За неурочными размышлениями скрывалась тщета, давно сделавшаяся сутью жизни, бытием, определяющим сознание. И чем неподходящее был момент (выпускной вечер, прощание со школой, цветы, белые платья девушек, рассвет, голубой утренний асфальт), тем безысходнее была тщета. То была вечная мелодия бессмысленности жизни, какого-то её похабного несоответствия тому, что в душе. Иногда мелодия звучала почти неслышно. Иногда доводила до сумасшествия.

Стоя у зеркала, поправляя на белой рубашке узел галстука, Костя мысленно проживал жизнь за жизнью, картины в зеркале менялись, как в калейдоскопе. Но куда бы ни уводили его фантазии, как бы высоко он себя ни возносил, итог был единственный: смерть. Всё прочее оказывалось золочёной шелухой на пути к неизбежному. И не было радости в шелухе, так как навязчиво долбило: что-то он уже невозвратно утерял (что? когда? почему?) и что это неведомое утерянное неизмеримо ценнее предстоящей череды лет. Костя вперился в зеркало, ища позади отражение дьявола, похитившего душу и не давшего взамен… ничего. Но пусто было в зеркале. Наверное, это был дьявол новой формации. Мыслимое ли дело, утерять себя в семнадцать лет? Однако у Кости сомнений не было: утерял, утерял!

Асфальт перед школой был устлан тополиным пухом. Пух сбивался в клубки. Они были чрезвычайно чувствительны к ветру. Косте казалось, никакого ветра нет, но клубки ползли куда-то, слово зверьки.
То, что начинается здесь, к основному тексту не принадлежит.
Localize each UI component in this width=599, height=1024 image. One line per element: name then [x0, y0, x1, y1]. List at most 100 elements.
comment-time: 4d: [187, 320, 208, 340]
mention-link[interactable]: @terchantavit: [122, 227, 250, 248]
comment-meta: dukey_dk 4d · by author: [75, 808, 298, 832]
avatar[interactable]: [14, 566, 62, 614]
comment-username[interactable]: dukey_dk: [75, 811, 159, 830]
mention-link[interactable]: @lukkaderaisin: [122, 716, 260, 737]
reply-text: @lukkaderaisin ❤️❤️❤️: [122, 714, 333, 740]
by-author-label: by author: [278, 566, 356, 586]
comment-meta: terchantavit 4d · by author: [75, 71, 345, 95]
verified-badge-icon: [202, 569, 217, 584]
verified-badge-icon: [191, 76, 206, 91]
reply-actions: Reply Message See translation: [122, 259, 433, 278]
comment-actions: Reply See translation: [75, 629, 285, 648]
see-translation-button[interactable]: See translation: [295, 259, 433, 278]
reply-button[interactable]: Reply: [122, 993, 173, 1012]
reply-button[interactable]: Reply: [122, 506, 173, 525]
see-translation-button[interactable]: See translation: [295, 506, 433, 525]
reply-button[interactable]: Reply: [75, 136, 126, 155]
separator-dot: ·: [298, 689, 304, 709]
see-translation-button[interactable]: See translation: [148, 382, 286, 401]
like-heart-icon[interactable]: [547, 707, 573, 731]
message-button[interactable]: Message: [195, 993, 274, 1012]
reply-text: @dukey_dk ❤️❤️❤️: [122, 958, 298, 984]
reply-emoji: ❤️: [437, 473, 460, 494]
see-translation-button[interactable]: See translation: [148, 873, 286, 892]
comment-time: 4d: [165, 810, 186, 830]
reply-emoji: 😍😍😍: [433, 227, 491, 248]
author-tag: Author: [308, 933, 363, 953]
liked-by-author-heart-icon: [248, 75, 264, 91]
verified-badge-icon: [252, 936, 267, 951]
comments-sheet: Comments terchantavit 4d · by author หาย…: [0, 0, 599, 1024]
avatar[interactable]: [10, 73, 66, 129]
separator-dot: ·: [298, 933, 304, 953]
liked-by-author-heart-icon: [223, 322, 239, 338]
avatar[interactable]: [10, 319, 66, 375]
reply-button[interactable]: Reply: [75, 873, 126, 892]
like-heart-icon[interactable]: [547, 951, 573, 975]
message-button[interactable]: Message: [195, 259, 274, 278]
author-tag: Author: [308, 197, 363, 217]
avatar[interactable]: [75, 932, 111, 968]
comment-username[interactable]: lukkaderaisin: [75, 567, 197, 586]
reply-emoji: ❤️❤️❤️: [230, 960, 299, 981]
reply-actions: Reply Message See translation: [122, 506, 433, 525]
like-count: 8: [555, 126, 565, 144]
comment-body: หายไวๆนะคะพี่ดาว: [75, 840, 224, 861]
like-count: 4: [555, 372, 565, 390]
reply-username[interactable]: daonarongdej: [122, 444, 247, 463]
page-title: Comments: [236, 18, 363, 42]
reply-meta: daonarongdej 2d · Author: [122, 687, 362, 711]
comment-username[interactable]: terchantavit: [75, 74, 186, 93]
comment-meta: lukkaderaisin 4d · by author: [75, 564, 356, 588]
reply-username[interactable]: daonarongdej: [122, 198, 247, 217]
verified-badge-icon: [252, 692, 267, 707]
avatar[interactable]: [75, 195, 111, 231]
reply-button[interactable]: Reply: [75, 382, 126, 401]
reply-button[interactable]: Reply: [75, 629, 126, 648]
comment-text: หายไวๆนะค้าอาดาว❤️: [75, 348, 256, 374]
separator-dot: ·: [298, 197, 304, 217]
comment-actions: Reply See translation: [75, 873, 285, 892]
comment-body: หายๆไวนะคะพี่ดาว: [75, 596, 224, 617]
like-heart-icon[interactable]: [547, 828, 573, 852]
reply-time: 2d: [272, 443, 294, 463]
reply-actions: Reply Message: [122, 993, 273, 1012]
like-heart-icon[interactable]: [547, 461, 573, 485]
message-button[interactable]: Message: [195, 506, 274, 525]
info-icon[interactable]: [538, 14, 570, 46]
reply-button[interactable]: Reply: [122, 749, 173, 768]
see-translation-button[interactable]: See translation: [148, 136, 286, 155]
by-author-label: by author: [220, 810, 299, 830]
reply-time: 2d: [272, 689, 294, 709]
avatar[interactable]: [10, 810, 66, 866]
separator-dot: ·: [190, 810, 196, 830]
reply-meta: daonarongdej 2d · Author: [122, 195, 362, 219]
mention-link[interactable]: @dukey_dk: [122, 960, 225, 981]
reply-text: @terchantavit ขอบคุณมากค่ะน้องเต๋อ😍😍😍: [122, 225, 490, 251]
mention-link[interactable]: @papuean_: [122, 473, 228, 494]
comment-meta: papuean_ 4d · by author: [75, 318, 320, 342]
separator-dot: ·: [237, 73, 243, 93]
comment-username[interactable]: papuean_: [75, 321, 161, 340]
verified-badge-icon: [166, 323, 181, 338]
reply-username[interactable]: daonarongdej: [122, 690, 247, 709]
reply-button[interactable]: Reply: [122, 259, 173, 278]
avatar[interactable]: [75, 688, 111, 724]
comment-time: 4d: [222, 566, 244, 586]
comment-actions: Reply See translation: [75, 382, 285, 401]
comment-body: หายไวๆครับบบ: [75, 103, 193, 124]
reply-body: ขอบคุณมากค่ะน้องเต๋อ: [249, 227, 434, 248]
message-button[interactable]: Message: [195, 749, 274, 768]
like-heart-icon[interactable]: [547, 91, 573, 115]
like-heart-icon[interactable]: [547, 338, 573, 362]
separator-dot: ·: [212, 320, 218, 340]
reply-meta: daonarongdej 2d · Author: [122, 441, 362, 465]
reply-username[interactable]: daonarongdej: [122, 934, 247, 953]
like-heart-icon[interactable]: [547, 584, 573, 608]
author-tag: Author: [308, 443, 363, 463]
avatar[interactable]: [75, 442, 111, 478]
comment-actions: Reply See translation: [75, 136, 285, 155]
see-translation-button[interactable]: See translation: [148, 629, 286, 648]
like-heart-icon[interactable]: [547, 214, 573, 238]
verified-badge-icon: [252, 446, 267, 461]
Во власти странных чувств Костя переступил порог родной школы. Его обступили возбуждённые, поблёскивающие глазами одноклассники. «Ты что, Баран, озверел? Уже половина четвёртого! Жми наверх, там Гутя и Крот в кабинете географии. Стучи вот так…» – ему показали, как стучать.

Костя совсем забыл, что тоже сдавал пять рублей на сомнительный аперитив перед получением свидетельства об окончании школы, выпускным вечером. Ему не хотелось пить, один раз он уже отказался, но тут покорно потащился наверх. «А… всё равно. Какая разница?»– сколь отважен был Костя в мыслях, столь безволен, подчинён в действительности. То было ещё одно свидетельство утраты себя, неизбывной тщеты.

Молдавский коньячок не развеселил. У Кости навернулись на глаза слёзы, таким жалобным и одновременно беззащитным было всё вокруг. Речи Гути и Крота, волосатых бугаёв, с которыми он никогда не дружил, были бесхитростны, косноязычны. Не верилось, что они десять лет ходили в школу. Костя едва не рыдал: да как можно идти в мир с такой… малостью? И то, что мир равнодушно принимал всех, а за познание мстил страданием, было очередным доказательством тщеты, возведённой в непреложный закон.

Костя более не нуждался ни в каких доказательствах.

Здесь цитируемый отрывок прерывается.